The Mind’s Fear, the Heart’s Hope)

This fear is the real reason why the addict doesn’t confess. If he could have solved it on his own, he would have done it by now, and he doesn’t protect anyone but himself by living under a false image. The only reason that stands up to scrutiny is that he isn’t willing to lose the things that he has.

Is that selfish? Yes, but it is also human nature. We are terrified of losing our surrounding structure and that’s not always a bad thing. A healthy dose of fear keeps us from doing things that jeopardize our lives and well-being. The problem is that the addict’s fear is keeping him in a behavior that is destroying all the things that he doesn’t want to lose anyway.

He isn’t present at work, he isn’t working on his faith, and he isn’t faithful in his marriage. The things he is afraid of losing he is slowly gutting of their original virtue until they become an unfulfilling career, a hollow faith, and a sham marriage. So, in his self-interest, he is ironically destroying his own self-interest.

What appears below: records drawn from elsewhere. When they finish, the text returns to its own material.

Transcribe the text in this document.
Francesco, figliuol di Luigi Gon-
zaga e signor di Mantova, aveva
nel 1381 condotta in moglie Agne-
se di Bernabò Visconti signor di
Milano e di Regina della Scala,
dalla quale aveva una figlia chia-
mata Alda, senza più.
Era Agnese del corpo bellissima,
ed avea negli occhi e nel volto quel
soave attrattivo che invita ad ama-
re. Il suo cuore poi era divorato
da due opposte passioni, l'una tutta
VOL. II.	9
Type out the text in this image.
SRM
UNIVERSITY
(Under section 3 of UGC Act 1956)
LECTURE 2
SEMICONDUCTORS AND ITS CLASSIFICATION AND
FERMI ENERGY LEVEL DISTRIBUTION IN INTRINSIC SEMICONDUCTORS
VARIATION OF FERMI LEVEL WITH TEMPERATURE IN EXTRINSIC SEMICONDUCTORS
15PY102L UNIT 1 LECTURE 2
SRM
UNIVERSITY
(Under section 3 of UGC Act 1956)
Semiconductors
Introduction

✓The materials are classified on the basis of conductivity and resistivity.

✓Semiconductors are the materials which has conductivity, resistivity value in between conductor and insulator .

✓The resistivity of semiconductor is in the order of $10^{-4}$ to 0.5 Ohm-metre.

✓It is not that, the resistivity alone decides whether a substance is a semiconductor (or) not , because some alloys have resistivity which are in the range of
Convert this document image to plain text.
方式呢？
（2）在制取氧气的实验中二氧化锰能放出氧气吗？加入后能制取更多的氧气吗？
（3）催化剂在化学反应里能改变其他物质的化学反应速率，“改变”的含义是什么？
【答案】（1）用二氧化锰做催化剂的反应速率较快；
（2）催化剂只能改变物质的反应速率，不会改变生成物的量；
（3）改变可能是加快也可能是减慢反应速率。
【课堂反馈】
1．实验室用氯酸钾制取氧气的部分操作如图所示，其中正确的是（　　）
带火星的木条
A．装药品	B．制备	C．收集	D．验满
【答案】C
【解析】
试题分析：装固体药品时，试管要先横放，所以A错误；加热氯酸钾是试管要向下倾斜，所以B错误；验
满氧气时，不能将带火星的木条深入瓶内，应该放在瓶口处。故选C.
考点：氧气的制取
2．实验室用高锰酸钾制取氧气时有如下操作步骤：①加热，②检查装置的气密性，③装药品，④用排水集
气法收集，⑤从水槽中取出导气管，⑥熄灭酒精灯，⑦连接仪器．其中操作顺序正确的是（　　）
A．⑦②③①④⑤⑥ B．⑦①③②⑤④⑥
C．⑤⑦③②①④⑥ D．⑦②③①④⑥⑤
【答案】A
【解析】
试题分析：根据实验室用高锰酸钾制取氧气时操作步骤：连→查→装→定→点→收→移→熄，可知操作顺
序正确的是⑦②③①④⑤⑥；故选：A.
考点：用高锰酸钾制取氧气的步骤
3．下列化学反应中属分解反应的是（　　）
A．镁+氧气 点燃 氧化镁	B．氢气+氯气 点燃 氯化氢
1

Thus, when it comes to hiding one’s addiction, we can immediately comprehend its root. The desire to hide comes from within the addict. It comes from the fear of losing himself. But now contrast this with the recurring notion that keeps returning to the addict that he should confess. Where on earth does that thought come from?

If hiding is about self-preservation, exposing is suicidal! As we have shown, excessive self-preservation can erode what the addict already has, but exposing his secrets seems that it will surely blow it all away! What possible reason would an addict’s mind have to conjure up an idea that is so against himself?

And the answer is: none. Because it isn’t about intellectual reasons. Any addict who appraises the idea of confession will realize that it did not come with a reason, it came with a feeling. The idea did not come from their analyzing, rationalizing, efficiency-focused brain, it came from the heart. Might it destroy the addict? Yes, that is a distinct possibility. But it just feels right even so. It feels like it might be just the thing to save the aching soul. Why? The addict might not have any idea why, but it just feels true in their heart.

Thus, hiding is to preserve yourself, but confession is to save yourself.